Un retour aux sources s’opère : là où jadis le Colombard se perdait dans l’alambic, il réapparaît aujourd’hui en monocépage au verre, fidèle à son sol, retrouvant une place de choix sur des terrasses — non seulement gersoises, mais jusqu’aux bistrots en vogue de Paris, Berlin ou New York.
- Success story d’export : Près de 80 % des Côtes de Gascogne blancs — dominés par le Colombard — sont aujourd’hui vendus hors de France (source : Interprofession des Vins du Sud-Ouest), un record hexagonal.

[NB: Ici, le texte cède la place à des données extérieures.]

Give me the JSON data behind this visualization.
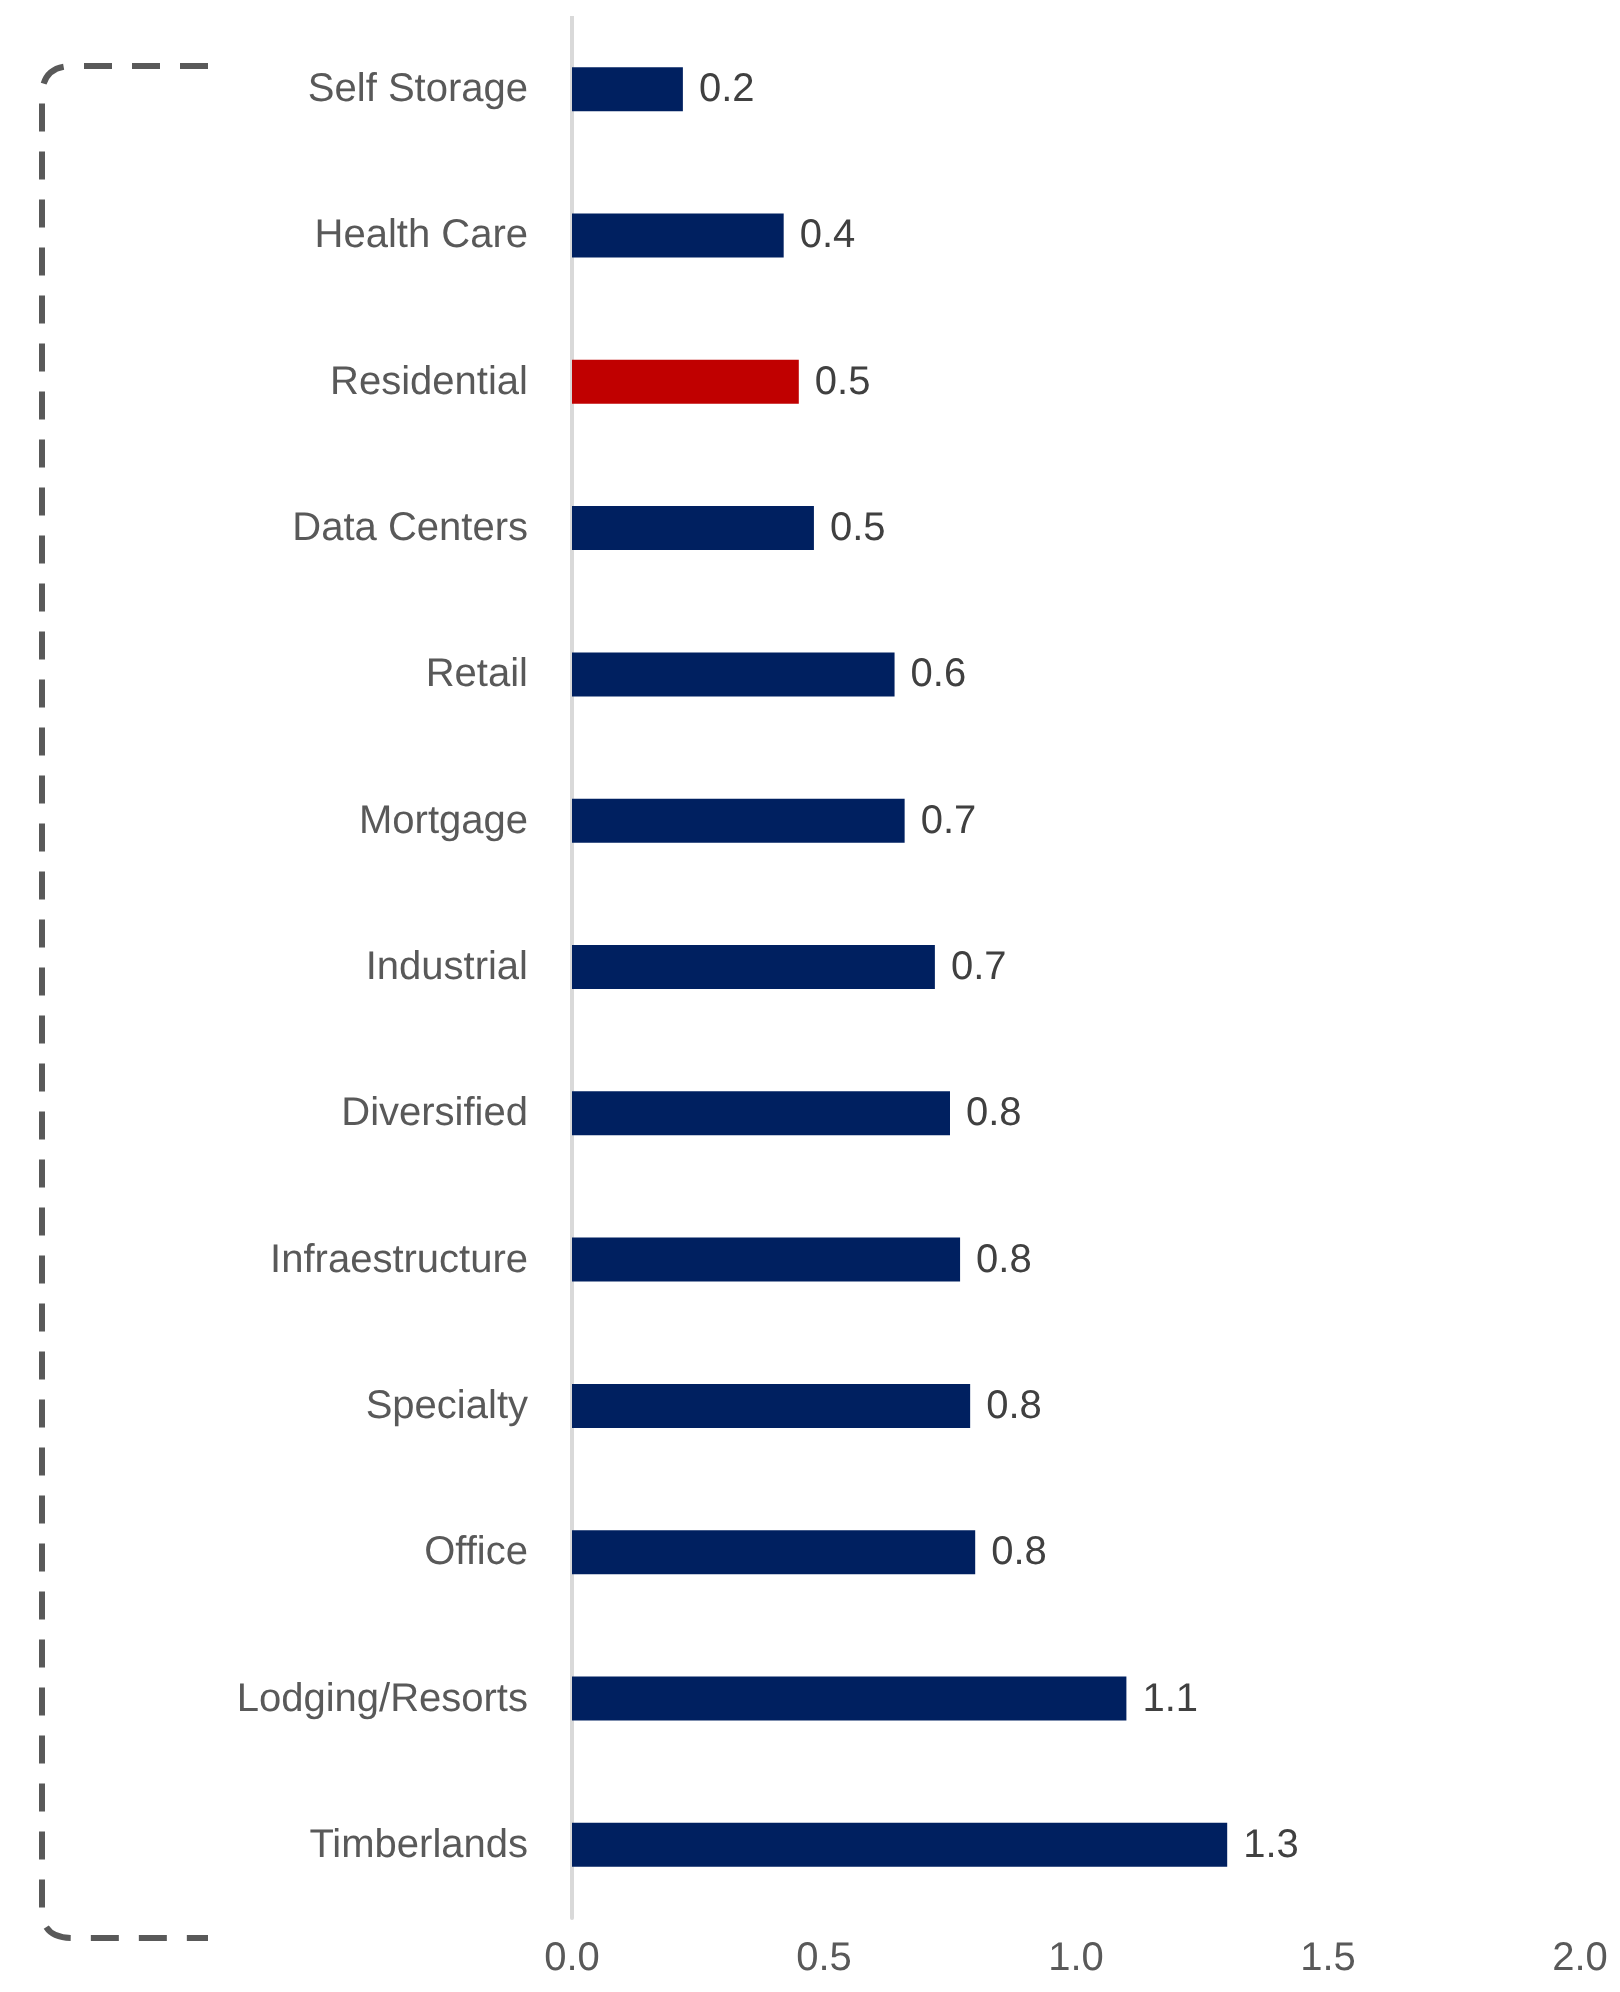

- Maturité précoce, résonnance au changement climatique : Le Colombard se distingue par une résistance naturelle à la sécheresse et aux maladies, expliquant sa progression depuis 2015 alors que d’autres cépages décrochent dans la région.
Une anecdote vaut mémoire : lors du grand gel d’avril 2021, nombre de vignerons ont cru perdre la récolte. Pourtant, les plus vieilles vignes de Colombard semblaient moins atteintes et celles issues de sols profonds ont relevé la tête avec une vigueur admirable — la nature gasconne, indomptable, a parlé.